Ao chegar no aeroporto de Vitória, o Requerente se dirigiu ao balcão da LATAM AIRLINES e explicou a situação para dois colaboradores. Todavia, estes disseram que, naquele momento, estariam muito ocupados recepcionando pessoas idosas que chegavam dos voos, razão pela qual demorariam para atendê-lo. Assim, indicaram ao Requerente que realizasse a reclamação de dano por meio do site da LATAM AIRLINES, o que o fez no dia seguinte.
No dia 27 de fevereiro de 2023, ao entrar em contato com a LATAM, por via Whatsapp, o Requerente precisou preencher diversos formulários, fornecer diversas informações e imagens da mala danificada. Foi criado um protocolo de caso nº 48813669, tendo sido enviado um e-mail
para o Requerente para que preenchesse ainda mais informações.

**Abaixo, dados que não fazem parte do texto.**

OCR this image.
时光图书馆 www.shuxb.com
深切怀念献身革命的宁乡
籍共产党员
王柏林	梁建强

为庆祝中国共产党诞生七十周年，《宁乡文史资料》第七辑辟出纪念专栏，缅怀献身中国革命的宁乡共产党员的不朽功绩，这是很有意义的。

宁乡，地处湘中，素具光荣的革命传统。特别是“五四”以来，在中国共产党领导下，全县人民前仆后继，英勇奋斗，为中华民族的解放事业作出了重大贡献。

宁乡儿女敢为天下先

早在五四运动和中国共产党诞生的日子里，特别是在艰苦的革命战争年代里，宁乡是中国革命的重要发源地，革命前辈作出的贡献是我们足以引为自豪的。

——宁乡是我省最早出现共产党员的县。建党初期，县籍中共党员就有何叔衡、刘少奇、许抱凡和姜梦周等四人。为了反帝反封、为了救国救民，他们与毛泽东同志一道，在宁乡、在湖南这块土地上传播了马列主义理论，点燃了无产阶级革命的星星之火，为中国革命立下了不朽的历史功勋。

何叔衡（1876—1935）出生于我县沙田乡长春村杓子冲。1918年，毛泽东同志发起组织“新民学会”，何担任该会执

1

Após o prazo de 05 (cinco) dias útei que lhe foi informado, o Requerente entrou novamente e contato com a Primeira Requerida, oportunidade em que fo informado que a compensação não havia sido realizada, poi a LATAM WALLET do Requerente estava inativa.
Tendo sido sua wallet ativada, foi o Requerente informado que em até 48 horas entrariam em contato para proceder com a compensação. No entanto, novamente, nada foi feito, tendo o Requerente que entrar em contato e explicar a situação.
No dia 13 de fevereiro de 2023, 02 (duas) semanas após o primeiro contato com a empresa, a atendente Ana Keizy informou ao Requerente que a compensação não havia sido finalizada por conta da alta demanda, de modo que seria encaminhada para um agente específico para que fosse creditado até as 15 horas do mesmo dia.
Contudo, não houve qualquer compensação. Por isso, às 15:57h, do mesmo dia, o Requerente entrou em contato, pela oitava vez em duas semanas, explicando que o prazo havia esgotado e que esperava pela compensação que lhe havia sido prometida.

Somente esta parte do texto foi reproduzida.